To do that, investigators took Aedes aegypti mosquitoes at the embryonic stage and injected them with an anti-Zika gene and another gene that expresses red eyes in order to tell the modified ones apart. The engineered mosquitoes displayed lower levels of viral infection, dissemination, and transmission.

“Our results demonstrate that engineered mosquitoes express a polycistronic cluster of synthetic small RNAs designed to target the ZIKV genome. As a result, homozygous mosquitoes were refractory to ZIKV infection, and therefore could not transmit the virus,” the investigators wrote.

This strategy of vector control could one day replace the wild populations of the Aedes aegypti mosquito, according to the investigators.

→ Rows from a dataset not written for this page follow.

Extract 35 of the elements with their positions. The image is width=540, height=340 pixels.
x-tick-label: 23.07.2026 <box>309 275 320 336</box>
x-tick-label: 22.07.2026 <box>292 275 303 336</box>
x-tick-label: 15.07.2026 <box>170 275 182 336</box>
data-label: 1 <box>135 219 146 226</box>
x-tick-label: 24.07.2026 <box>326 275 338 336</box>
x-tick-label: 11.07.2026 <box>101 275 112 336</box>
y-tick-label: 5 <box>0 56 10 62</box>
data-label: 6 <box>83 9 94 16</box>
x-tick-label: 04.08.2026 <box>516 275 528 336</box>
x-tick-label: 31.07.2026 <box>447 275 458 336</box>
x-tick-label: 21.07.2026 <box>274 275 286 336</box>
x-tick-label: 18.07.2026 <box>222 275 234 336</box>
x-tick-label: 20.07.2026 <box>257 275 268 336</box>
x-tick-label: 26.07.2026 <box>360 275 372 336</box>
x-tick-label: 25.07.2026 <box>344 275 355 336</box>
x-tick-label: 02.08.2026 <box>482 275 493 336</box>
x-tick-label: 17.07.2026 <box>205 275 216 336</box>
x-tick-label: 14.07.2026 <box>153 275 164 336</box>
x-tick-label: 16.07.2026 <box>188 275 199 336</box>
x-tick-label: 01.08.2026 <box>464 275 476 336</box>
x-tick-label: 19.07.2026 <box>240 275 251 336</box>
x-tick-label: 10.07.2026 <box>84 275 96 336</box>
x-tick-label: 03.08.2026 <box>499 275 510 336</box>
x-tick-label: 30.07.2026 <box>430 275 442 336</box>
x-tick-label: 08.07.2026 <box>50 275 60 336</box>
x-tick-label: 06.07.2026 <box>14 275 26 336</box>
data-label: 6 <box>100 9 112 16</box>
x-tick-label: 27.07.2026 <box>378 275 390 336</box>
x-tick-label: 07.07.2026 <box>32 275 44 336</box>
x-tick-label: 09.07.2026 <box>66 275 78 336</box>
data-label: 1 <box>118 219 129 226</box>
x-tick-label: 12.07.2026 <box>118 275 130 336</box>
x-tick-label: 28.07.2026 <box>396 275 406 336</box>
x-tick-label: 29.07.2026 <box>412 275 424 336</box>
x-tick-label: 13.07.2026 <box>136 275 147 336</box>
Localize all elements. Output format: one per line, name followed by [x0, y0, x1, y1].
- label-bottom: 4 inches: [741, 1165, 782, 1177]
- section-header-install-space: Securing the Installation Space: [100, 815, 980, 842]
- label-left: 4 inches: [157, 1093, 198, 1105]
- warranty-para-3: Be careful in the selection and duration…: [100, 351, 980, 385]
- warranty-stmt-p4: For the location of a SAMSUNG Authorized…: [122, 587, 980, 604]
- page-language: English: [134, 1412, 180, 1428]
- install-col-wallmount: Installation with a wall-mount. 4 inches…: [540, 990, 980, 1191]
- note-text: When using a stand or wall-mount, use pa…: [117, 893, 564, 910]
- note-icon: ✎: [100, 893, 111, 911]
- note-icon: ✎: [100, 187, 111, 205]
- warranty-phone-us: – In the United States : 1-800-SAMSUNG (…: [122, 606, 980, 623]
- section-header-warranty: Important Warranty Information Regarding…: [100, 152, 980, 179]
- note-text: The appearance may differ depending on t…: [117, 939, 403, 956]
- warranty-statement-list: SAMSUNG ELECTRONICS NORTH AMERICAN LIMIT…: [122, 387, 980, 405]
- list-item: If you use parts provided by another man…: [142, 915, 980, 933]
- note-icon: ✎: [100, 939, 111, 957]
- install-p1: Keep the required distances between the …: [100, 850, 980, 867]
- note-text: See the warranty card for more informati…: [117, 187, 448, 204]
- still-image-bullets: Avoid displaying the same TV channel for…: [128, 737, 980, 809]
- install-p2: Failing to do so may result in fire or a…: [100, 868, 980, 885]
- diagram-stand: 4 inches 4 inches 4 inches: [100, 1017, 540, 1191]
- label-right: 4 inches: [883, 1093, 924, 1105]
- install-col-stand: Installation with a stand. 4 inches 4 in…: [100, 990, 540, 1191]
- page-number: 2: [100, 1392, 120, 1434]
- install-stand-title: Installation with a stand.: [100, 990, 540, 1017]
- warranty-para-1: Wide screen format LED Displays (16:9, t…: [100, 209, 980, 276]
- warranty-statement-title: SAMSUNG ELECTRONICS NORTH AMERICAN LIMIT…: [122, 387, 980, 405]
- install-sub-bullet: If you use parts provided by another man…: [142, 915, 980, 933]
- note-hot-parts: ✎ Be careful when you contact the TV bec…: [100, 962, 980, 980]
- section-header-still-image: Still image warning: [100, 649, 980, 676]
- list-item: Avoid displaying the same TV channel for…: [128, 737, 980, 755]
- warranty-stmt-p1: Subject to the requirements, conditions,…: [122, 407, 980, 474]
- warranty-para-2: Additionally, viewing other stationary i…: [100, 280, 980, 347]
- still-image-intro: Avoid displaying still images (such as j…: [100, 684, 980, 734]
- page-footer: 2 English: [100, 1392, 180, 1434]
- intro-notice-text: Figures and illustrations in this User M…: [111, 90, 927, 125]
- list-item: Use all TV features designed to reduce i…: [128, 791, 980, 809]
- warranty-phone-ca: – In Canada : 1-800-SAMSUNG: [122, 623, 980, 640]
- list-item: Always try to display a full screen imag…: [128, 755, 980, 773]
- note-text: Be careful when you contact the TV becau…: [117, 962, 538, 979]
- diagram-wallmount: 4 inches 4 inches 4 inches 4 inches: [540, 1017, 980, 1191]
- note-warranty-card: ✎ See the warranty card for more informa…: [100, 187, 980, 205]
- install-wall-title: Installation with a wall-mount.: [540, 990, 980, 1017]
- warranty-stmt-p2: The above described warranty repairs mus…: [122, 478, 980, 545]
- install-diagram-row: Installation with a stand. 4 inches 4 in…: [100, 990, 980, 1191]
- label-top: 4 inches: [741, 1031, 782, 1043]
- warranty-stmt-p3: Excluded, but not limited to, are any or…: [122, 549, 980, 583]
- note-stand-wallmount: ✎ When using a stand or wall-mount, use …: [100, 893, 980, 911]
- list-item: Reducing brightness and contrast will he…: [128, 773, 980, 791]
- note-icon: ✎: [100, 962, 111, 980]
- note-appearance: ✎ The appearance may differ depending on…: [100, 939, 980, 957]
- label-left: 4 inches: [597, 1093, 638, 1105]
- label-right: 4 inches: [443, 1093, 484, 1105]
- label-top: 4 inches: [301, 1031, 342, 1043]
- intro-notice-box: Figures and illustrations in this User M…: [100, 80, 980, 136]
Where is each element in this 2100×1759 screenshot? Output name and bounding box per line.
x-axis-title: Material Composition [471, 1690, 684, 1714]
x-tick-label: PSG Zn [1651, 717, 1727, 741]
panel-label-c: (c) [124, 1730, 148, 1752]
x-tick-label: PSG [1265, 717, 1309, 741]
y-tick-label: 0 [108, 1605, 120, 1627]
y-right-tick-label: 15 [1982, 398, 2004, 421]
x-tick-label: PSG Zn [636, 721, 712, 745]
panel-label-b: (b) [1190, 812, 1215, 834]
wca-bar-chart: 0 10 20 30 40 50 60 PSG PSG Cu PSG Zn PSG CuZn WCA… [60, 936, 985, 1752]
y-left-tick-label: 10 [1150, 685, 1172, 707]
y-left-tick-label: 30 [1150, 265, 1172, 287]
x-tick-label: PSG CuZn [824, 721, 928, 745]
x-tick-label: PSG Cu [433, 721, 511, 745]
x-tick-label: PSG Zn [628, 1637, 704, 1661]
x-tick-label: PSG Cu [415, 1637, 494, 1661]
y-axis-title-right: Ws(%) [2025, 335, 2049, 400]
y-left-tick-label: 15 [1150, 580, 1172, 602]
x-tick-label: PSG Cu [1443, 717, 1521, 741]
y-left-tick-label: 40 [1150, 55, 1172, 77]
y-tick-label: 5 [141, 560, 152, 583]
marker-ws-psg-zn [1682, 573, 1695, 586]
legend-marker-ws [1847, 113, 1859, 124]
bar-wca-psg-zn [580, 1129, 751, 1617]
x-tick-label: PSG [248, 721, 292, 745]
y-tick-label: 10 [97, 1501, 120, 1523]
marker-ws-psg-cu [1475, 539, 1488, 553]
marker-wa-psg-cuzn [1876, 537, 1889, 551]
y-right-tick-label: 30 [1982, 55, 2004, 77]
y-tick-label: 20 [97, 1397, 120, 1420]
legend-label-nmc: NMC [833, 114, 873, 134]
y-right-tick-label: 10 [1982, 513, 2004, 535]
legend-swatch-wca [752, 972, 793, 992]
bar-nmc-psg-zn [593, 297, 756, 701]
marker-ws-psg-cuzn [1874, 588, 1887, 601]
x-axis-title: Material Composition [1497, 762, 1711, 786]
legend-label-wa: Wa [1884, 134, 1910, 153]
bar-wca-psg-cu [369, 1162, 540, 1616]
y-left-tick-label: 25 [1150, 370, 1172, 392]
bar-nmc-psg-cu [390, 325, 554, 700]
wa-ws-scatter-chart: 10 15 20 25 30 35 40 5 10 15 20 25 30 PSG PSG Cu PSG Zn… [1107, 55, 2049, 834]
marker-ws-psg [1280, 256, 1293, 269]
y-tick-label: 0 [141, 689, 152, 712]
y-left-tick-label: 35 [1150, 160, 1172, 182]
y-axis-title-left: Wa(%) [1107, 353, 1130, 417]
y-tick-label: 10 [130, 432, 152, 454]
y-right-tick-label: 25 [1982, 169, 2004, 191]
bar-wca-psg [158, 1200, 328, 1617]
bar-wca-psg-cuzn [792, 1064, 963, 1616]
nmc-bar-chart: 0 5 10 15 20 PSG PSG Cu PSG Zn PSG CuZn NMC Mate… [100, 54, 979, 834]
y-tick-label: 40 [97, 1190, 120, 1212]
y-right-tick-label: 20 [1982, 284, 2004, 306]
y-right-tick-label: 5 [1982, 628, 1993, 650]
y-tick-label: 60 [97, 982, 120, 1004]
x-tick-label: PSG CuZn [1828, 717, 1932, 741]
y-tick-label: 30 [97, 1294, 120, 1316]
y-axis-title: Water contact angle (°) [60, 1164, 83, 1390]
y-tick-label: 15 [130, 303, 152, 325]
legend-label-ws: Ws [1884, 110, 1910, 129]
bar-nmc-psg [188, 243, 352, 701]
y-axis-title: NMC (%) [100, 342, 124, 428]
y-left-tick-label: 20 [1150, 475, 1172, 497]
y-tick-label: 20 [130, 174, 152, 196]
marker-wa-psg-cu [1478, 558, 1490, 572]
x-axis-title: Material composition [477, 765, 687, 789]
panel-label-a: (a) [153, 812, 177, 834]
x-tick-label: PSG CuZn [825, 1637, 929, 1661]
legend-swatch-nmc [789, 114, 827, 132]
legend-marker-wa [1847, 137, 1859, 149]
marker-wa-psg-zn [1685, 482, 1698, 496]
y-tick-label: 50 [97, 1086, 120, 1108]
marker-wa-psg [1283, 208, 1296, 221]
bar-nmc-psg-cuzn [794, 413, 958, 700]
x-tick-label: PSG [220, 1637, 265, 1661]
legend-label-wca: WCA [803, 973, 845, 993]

“Further investigation of this technology is needed before we could look at taking this beyond the lab. There are certain technologies available, like gene drive, which could be used to penetrate the wild population with these mosquitoes. This would require breeding a large number of these mosquitoes in a lab and releasing them in affected regions to stop transmission,” Prasad N. Paradkar, PhD, research scientist at CSIRO Health and Biosecurity, Australian Animal Health Laboratory, and co-author of the study, told Contagion®.

“However, we’re not at that stage yet,” Dr. Paradkar continued. “We need to conduct further experiments and risk analysis around the ecological safety of this work, and there would need to be well-informed public discussion and community engagement around this possible avenue, alongside with the necessary regulatory approvals.”

Dr. Buchman believes future research should focus on both vector control and alternative prevention measures.

“Ultimately, given the impact of these diseases, the mosquito is the deadliest animal in the world, and millions of people all over the world suffer because of the diseases this animal spreads,” she said. “Researchers and clinicians need to work together to develop multi-pronged approaches to try to control these diseases.”